The influence of nitrogen ion implantation on the microstructure and chemical composition of a thin layer on the biodegradable Zn-0.8Mg-0.2Sr substrate

TL;DR

This study investigates how nitrogen ion implantation affects the microstructure and chemical composition of a biodegradable Zn-0.8Mg-0.2Sr alloy, revealing nano/micro-porous layer formation and increased magnesium content.

Contribution

It provides new insights into the microstructural changes and chemical composition alterations induced by nitrogen ion implantation in biodegradable zinc alloys.

Findings

Formation of nano/micro-porous layers up to 400 nm thick.

Significant increase in magnesium content from 0.8 to 15 wt%.
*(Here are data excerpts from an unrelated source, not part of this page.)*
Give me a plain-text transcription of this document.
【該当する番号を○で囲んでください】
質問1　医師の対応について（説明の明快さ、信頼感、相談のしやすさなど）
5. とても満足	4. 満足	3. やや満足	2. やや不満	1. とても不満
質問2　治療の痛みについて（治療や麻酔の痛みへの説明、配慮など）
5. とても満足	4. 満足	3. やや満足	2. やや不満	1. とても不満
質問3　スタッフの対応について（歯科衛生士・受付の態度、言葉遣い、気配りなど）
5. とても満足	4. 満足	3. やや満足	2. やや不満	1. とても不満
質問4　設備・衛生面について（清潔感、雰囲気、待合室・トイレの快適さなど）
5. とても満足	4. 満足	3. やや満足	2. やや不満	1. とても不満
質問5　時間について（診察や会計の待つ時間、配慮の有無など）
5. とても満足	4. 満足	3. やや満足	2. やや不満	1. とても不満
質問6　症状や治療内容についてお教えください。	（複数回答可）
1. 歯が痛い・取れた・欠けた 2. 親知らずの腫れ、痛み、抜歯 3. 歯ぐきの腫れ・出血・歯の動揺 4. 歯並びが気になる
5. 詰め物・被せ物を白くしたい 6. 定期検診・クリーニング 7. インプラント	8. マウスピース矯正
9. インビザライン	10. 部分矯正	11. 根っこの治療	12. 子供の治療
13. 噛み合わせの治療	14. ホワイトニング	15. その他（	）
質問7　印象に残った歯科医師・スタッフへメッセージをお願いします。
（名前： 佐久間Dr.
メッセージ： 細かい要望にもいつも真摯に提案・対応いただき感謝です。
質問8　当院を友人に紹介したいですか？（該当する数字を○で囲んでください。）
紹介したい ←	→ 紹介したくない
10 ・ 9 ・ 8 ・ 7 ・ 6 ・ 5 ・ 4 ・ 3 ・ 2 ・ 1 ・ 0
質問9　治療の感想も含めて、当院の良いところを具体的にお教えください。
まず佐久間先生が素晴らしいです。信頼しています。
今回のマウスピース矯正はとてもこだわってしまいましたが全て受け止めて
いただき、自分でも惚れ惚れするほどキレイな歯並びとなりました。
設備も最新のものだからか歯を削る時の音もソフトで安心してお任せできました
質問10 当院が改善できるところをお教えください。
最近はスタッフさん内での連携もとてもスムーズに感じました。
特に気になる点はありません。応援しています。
Presence of nitrogen in zinc confirmed by GD-OES.

Abstract

In this research, the influence of the N+ ion implantation process on the microstructure of a biodegradable Zn-0.8Mg-0.2Sr alloy was investigated using various experimental techniques. Microscopic analysis revealed that a fluence of 17x10^17 ions/cm^2 resulted in the oversaturation of pure Zn and Mg2Zn11 surfaces, leading to the formation of nano/micro-porous layers up to 400 nm thick. The behavior of the Zn-0.8Mg-0.2Sr alloy was observed to be similar to that of the individual pure phases, albeit without the creation of pore structures. A limited formation of MgO and Mg3N2 was observed on the alloy surface, although the overall presence of Mg significantly increased from 0.8 to 15 wt.%. This increase was caused by the decomposition of the Mg2Zn11 phase during the process and subsequent diffusion of Mg toward the surface. The absence of Zn3N2 within the samples could be explained by the thermodynamic instability and low Zn-N affinity. Despite the absence of zinc nitride, GD-OES confirmed 10 at. % of nitrogen in the pure zinc, suggesting a possible accommodation of N atoms in the interstitial positions. This study points out to the complex nature of the process and highlights other promising directions for future research.